Case ID: ill-app_208/html/0129-01.html
Source: Caselaw Access Project
Author: {"author": "Mr. Presiding Justice Goodwin", "license": "Public Domain", "url": "https://static.case.law/"}
Date Created: 2024-08-24T03:29:51.129683

City of Chicago, Appellee, v. Alex Langer, Appellant.
    Gen. No. 23,163.
    (Not to he reported in full.)
    Appeal from the Municipal Court of Chicago; the Hon. William N. Gemmill, Judge, presiding. Heard in the Branch Appellate Court at the March term, 1917.
    Affirmed.
    Opinion filed October 31, 1917.
    Statement of the Case.
    Prosecution by the City of Chicago, plaintiff, against Alex Langer, defendant, for selling malt liquor in quantities of one gallon or more without obtaining a license so to do for the place of business where the liquor was sold, in violation of section 1553 of the Municipal Code of Chicago. From a judgment assessing against him a fine of $50, defendant appeals. The statement of facts recited that defendant was agent of a named distilling company and that he sold to a specified person, at such person’s residence, a case of twenty-four bottles of beer, exceeding one gallon in quantity, and delivered such beer at the purchaser’s residence, and that neither defendant nor the distilling •company had obtained a license for the place of business of the company, of which defendant was manager.
    Abstract of the Decision.
    1. Intoxicating liquobs, § 81
      
      —what is not defense in prosecution of agent of distilling company for selling without license. In a prosecution for selling malt liquor in excess of one gallon without having obtained a license, in violation of section 1553 of the Municipal Code of Chicago, it is no defense that in selling the liquor the defendant was acting as agent for a distilling company, where it also had no license.
    2. Intoxicating liquobs, § 122*—when complaint in prosecution for selling without license is sufficient. In a prosecution for selling malt liquor in excess of one gallon without having obtained a license, in violation of section 1553 of the Municipal Code of Chicago, requiring that the seller shall have a license for its place of business, it'is no defense that the complaint did not charge that defendant did not have a license to sell at the place at which the sale was made, the residence of the purchaser, where the evidence shows that he had a fixed place of business and that neither he nor the company employing him there had a license.
    Charles W. Stiefel, for appellant.
    Samuel A. Ettelson and Harry B. Miller, for appellee; Daniel Webster, of counsel.
    
      
      See Illinois Notes Digest, Vols.
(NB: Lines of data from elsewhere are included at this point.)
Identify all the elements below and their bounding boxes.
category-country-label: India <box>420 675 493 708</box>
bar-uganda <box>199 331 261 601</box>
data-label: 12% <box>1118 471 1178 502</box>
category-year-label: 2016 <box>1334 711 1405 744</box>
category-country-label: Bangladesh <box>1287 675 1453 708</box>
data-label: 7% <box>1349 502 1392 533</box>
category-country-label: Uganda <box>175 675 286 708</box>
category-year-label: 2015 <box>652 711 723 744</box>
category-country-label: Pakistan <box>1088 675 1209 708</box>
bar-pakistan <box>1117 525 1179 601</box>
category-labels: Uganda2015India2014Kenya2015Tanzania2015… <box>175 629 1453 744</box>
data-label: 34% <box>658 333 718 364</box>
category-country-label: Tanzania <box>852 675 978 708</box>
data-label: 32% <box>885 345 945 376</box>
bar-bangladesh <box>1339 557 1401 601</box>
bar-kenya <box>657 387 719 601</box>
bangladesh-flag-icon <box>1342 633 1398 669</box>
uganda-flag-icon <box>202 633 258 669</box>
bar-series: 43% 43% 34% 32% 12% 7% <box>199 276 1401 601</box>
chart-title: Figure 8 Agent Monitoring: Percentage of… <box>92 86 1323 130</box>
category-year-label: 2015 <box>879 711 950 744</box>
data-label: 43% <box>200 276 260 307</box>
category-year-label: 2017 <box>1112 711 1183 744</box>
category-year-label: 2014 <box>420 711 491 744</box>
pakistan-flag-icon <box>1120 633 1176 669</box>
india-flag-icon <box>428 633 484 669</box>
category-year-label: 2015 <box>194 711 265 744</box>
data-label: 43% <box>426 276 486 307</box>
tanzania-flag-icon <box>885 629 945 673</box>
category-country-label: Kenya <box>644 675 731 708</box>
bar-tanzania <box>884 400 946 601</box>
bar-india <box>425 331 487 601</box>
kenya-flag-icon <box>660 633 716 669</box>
XI to XV, and Cumulative Quarterly, same topic and section number.
    
    
      
      See Illinois Notes Digest, Vols. XI to XV, and Cumulative Quarterly, same topic and section number.
    
   Mr. Presiding Justice Goodwin

delivered the opinion of the court.

3. Intoxicating liquobs, § 78 —when license ordinance contemplates sales elsewhere than at fixed places of business of sellers. Section 1553 of the Municipal Code of Chicago, providing for a license for persons selling malt liquor in quantities in excess of one gallon, contemplates that such sales will be made elsewhere than at the fixed places of business of the sellers.

4. Intoxicating liquobs, § 78*—when contention that ordinance against selling without license provides no penalty is without merit. On an appeal from a judgment in a prosecution for selling malt liquor without a license in violation of section 1553 of the Municipal Code of Chicago, there is no merit in the contention that no penalty is prescribed by that section, as the penalty is provided by section 1560.

5. Municipal Court op Chicago, § 29*—when assumed that court found that sections 1553 and 1560 of Municipal Code of Chicago were part of same article. On an appeal from a judgment in a prosecution for selling malt liquor without a license in violation of section 1553 of the Municipal Code of Chicago, it is not ground for reversal that section 1560, under which the penalty was imposed, provides a penalty for the violation of “any of the provisions of this article,” where the statement of claim recites that the two sections constitute “an ordinance” of the City of Chicago, and it will be assumed that the Municipal Court of Chicago, in taking judicial notice of the ordinances of the City of Chicago, found that the sections were a part of the same article'.

6. Municipal Court of Chicago, § 36*—when judicial notice tahen of city ordinances. The Municipal Court of Chicago has the right to, and does, take judicial notice of the ordinances of the City of Chicago in criminal cases.